One of two documentaries released this month by Koch Lorber Films Ido Haar's 9 Star Hotel (2007) follows a group of Palestinian illegal immigrants as they sneak in Israel looking for work. Pic does not pretend to provide a complete look at the current socio-economic conditions across the Israeli-Palestinian border, yet, it captures a reality many in the US might find strangely familiar.
Wandering between the elegant new buildings of an Israeli border town and the primitive shelters built by a group of illegal Palestinian workers Haar's camera brings a sense of déjà vu. Strikingly familiar to the issues we face on our Southern border the drama unfolding in 9 Star Hotel is gut-wrenching. Men are seen sleeping in thick paper boxes, eating bread with mashed tomatoes, and talking about saving enough to afford a family.
Many of the immigrants Haar follows have been deported to Palestine before. Yet, with nothing left behind they are back in Israel until the next army raid cleans up the area. Or, the next bad news about a sick or dying family member forces them to return home.
Haar's desire to enter the gray world of illegal immigrants however has produced nothing more than a poignant documentation of personal tragedies, the kind of which we occasionally read about in the US media. Of course, involving our neighbors from the South. These are the same people, with similar motives behind their decisions, with equal amount of desperation raging in their souls.
As such 9 Star Hotel does not aim to suggest a rational angle to the actions of the immigrants. Haar does not provide any sort of commentary clarifying the risks these people are faced with. The camera simply observes what currently takes place in an area the Israeli director knows well. Right and wrong are not terms used in this film.
Unlike Haar however I found it difficult to remain passive to the imagery shown on the screen. The world 9 Star Hotel introduces is so inhumane and impossible to rationalize that it simply begs for a reaction. Even though whether one justifies or condemns the actions of the Palestinian men is practically irrelevant. I sense that Haar's main goal was only to gather the attention of those who might have chosen to turn a blind eye to illegal immigration. And as such the director's intent is commendable.
Of course the glaring question I have after finishing 9 Star Hotel is Now what? Will things change? Will people miraculously stop crossing the border? Will grey businesses stop exploiting the desperate?
Seems unlikely. Not because I do not believe that there aren't legal mechanisms that could prevent or at least minimize illegal immigration.
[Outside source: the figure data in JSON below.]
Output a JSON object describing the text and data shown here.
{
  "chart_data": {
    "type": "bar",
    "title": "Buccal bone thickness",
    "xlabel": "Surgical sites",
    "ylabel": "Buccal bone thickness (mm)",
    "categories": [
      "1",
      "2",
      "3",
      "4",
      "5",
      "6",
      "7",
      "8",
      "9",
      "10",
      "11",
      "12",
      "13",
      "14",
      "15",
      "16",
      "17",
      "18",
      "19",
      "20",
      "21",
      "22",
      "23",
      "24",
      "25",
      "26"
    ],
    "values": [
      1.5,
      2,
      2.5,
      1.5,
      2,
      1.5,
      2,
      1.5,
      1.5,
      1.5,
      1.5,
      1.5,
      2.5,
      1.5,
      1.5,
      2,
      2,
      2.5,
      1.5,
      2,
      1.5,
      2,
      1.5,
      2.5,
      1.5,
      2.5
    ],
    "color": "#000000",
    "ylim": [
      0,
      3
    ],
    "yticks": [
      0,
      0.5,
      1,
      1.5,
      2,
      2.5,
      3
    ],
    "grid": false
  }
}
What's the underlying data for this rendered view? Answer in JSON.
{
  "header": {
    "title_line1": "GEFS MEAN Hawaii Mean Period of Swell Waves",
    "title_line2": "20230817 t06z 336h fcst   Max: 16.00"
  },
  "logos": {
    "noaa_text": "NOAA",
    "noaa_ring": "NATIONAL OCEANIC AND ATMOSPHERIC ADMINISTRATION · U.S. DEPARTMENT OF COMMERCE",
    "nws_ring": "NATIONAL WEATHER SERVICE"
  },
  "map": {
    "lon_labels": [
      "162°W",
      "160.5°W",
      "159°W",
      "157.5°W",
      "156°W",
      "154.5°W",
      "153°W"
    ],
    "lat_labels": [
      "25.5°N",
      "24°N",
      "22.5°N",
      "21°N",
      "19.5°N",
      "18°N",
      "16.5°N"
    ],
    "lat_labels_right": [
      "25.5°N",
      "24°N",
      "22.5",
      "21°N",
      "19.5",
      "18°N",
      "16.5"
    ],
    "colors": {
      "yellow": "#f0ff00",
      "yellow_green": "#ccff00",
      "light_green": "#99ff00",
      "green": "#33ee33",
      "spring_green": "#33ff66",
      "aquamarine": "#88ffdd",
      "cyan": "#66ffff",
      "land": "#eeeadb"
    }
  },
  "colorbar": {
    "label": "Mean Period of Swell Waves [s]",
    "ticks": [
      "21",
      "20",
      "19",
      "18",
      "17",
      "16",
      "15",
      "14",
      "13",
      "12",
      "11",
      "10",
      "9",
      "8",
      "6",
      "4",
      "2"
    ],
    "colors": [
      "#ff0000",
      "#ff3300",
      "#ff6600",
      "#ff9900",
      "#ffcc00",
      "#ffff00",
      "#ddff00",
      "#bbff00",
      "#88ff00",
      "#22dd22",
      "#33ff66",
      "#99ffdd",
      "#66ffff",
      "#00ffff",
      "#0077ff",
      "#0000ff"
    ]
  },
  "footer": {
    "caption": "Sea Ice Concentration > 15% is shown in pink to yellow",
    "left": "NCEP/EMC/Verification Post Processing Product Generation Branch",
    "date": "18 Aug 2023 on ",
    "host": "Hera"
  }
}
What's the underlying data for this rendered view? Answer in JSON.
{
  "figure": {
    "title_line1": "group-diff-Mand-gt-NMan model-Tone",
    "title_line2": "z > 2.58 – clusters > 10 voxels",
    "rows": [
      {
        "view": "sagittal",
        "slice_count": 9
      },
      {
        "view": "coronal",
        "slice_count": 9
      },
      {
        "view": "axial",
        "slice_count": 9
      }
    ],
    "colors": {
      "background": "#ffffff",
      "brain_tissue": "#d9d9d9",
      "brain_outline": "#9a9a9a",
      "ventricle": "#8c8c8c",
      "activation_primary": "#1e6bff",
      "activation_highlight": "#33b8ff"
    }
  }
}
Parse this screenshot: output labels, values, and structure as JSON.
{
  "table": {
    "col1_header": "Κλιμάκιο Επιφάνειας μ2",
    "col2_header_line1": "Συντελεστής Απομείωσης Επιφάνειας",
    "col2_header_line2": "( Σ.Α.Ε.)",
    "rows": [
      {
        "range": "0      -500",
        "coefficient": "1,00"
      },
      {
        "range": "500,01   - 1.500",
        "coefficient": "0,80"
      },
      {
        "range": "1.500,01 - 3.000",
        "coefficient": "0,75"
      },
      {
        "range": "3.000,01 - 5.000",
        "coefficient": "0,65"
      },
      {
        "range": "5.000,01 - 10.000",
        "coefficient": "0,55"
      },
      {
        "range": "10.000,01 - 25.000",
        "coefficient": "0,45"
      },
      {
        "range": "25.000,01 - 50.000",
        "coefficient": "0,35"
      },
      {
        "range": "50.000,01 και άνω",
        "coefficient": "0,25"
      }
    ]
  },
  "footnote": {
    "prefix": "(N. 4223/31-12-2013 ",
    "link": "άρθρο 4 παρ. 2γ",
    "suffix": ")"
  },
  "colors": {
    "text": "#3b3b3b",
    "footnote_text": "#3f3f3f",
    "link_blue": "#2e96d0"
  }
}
But because I do not believe that there are laws that could address human desperation, the kind that forces people to gamble everything, even their lives, hoping that they could reverse their fortunes.
How Does the DVD Look?
Presented in an aspect ratio of 1.33:1 the documentary looks good. Contrast is variable and in synch with the variable landscape (poorly-lit night scenes, daylight scenes, etc). Damage is not present and the actual print is transferred progressively. Colors are natural and in general I could not detect any issues with the overall look of the presentation worthy of discussing here. I am pleased with the manner in which Koch Lorber Films have transferred the film from its original source.
How Does the DVD Sound?
Presented with an Arabic DD 2.0 track and optional English subtitles the audio treatment very much reflects the video description above. There aren't any issues to report here. Dialog is easy to follow and the natural fluctuations of the speech the camera captures are preserved.
The only supplemental materials here are the original theatrical trailer and an interview with Ido Haar where he addresses the topic of his film as well as the reasoning behind his decision to film current events across the Israeli-Palestinian border.
9 Star Hotel is an incredibly moving documentary providing a fascinating look at the daily struggles of a group of young Palestinians in their plight to make ends meet. Pic takes a distinctively intimate approach to the issue at hand avoiding unneeded politicizing. The presentation by Koch Lorber Films is of deserving quality and fans of foreign documentaries should be pleased with the effort.